Please, let Brightspeed know you found this job
on RemoteYeah.
This helps us grow 🌱.
Description:
Brightspeed is seeking a Principal Site Reliability Engineer to join their team, focusing on implementing and maintaining monitoring systems for business-critical systems and infrastructure.
The role involves responding to system outages and performance issues, performing root cause analysis to prevent recurrence.
Responsibilities include developing scripts and tools to automate repetitive tasks, ensuring new services and features are reliable and scalable, and working on reducing latency and improving data transmission speed.
The engineer will define and measure Service Level Objectives (SLOs) and Service Level Indicators (SLIs) to meet performance and availability targets.
Conducting postmortems after incidents to identify improvements and collaborating with Lead Application owners and Change Management for code reviews and deployments are also key duties.
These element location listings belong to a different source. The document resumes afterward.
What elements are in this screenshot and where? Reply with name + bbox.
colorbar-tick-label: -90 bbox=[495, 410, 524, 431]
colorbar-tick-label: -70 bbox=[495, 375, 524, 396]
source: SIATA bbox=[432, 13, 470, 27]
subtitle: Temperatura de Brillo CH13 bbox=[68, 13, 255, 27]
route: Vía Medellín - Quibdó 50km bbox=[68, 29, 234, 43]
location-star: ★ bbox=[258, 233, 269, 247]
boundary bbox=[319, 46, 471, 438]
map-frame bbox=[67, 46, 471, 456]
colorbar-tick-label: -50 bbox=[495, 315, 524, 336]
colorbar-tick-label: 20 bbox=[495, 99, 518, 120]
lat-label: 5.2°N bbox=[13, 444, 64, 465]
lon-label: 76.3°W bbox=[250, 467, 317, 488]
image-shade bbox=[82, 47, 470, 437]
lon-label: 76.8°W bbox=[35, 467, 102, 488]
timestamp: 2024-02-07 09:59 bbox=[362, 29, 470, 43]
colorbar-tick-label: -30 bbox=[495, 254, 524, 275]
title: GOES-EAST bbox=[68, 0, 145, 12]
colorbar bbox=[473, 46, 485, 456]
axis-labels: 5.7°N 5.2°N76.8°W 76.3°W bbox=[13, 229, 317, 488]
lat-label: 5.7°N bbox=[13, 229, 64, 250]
The position requires leading a team of site reliability engineers, mentoring them for system reliability support, and effectively communicating with various stakeholders.
Requirements:
A Master’s degree in computer science, telecommunications, or a related field is required, along with a minimum of 10 years of software engineering experience, including at least 5 years as a site reliability engineer.
Candidates must have a proven track record of managing mission-critical customer-facing applications for reliability.
A minimum of 5 years of experience supporting operations and maintenance for cloud-native applications that are fault-tolerant, self-healing, scalable, and highly available is necessary.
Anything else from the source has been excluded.